Several areas in China will start vaccinating teenagers this month against COVID-19, state media and local authorities said, as the country steps up its inoculation campaign.
China, which has managed to rein in domestic infections, has administered 1.4 billion vaccine doses, or two-fifths of the global total of 3.47 billion doses.
This month, the southwestern region of Guangxi and the city of Jingmen in the central province of Hubei will start vaccinating those aged between 15 and 17, and children between 12 and 14 in August, state media and local disease control officials said in reports on Tuesday.
By the end of October, authorities there aim to have fully vaccinated all eligible in the age group of 12 to 17.
China has approved two domestically developed vaccines, one produced by Sinovac Biotech and the other produced by a Beijing firm affiliated with Sinopharm, for those aged between three and 17.

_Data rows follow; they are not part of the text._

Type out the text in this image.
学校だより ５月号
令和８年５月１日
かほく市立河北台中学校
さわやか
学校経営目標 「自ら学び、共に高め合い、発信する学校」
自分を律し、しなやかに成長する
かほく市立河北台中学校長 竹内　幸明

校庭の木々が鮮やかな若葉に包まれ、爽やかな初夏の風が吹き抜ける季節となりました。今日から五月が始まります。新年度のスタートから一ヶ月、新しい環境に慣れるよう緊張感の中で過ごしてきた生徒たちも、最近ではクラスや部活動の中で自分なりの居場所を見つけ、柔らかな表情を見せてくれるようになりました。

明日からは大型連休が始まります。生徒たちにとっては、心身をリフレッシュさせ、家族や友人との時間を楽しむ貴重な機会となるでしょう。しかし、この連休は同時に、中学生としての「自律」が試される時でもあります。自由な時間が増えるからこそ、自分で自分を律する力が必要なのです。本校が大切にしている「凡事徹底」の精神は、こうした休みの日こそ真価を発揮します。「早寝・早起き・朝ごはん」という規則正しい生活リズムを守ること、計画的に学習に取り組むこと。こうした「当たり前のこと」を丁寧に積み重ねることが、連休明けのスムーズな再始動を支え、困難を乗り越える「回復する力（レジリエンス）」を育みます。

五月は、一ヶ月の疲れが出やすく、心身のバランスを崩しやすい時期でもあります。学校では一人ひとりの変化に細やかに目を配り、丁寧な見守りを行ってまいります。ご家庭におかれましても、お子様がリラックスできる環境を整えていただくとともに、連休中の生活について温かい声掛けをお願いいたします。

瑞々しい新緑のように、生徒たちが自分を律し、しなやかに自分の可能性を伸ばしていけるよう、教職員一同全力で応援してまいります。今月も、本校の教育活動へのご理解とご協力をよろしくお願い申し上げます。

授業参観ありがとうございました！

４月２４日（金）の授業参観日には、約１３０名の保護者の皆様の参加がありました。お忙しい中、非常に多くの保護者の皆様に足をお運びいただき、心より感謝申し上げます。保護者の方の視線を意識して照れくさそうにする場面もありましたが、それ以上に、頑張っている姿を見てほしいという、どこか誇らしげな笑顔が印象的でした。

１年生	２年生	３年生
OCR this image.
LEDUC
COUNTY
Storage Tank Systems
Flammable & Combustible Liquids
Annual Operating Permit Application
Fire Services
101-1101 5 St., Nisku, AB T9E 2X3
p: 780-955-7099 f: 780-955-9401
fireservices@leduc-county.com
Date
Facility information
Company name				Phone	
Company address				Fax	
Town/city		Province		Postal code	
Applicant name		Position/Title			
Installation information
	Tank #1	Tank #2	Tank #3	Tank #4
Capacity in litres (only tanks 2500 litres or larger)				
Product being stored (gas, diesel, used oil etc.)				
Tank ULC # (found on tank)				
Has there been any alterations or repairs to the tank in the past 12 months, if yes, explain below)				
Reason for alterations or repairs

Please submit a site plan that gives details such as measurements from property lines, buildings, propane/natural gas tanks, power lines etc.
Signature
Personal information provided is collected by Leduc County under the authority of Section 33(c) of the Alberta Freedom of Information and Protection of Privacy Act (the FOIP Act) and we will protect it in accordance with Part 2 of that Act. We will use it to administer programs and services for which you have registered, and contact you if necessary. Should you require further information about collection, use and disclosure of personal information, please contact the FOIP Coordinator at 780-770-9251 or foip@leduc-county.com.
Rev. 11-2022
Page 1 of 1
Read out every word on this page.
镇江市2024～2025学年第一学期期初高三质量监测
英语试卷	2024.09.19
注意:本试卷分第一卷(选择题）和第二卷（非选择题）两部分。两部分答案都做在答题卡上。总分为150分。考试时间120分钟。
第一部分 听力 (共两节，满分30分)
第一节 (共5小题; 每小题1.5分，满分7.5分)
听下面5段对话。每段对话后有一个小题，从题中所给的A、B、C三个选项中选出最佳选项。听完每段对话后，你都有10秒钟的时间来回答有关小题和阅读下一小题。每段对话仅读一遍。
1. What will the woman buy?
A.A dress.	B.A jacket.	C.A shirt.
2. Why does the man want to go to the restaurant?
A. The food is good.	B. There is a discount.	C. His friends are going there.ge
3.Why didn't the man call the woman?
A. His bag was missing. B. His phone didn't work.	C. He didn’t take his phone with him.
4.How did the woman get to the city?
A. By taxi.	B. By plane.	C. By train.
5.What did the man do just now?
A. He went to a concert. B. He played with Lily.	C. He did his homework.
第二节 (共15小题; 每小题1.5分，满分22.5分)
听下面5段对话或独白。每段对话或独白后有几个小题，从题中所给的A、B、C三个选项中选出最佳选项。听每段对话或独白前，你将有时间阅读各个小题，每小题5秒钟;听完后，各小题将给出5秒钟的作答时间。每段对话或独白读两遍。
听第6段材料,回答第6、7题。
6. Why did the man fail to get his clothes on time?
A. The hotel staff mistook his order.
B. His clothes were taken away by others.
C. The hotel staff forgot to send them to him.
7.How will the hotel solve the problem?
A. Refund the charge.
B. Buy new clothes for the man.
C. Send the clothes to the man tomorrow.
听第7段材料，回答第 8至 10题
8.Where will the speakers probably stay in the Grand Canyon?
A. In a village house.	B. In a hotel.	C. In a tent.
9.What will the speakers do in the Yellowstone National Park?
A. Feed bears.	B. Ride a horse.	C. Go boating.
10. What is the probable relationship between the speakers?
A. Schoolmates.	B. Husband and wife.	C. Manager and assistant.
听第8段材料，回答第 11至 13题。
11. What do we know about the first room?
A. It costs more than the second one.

The world’s most populous country, with a population of 1.4 billion, does not regularly disclose how many people have been fully vaccinated, but late last month a state broadcaster said the nationwide rate had exceeded 40%.
Several local authorities said this month that public places, from supermarkets to train stations, will check vaccination credentials and record personal details of unvaccinated visitors, to nudge more people to get doses.
China is expected to vaccinate at least 70% of target groups by the end of this year, Zeng Yixin, deputy director of the National Health Commission, told the official Xinhua news agency last month, without giving details of the groups.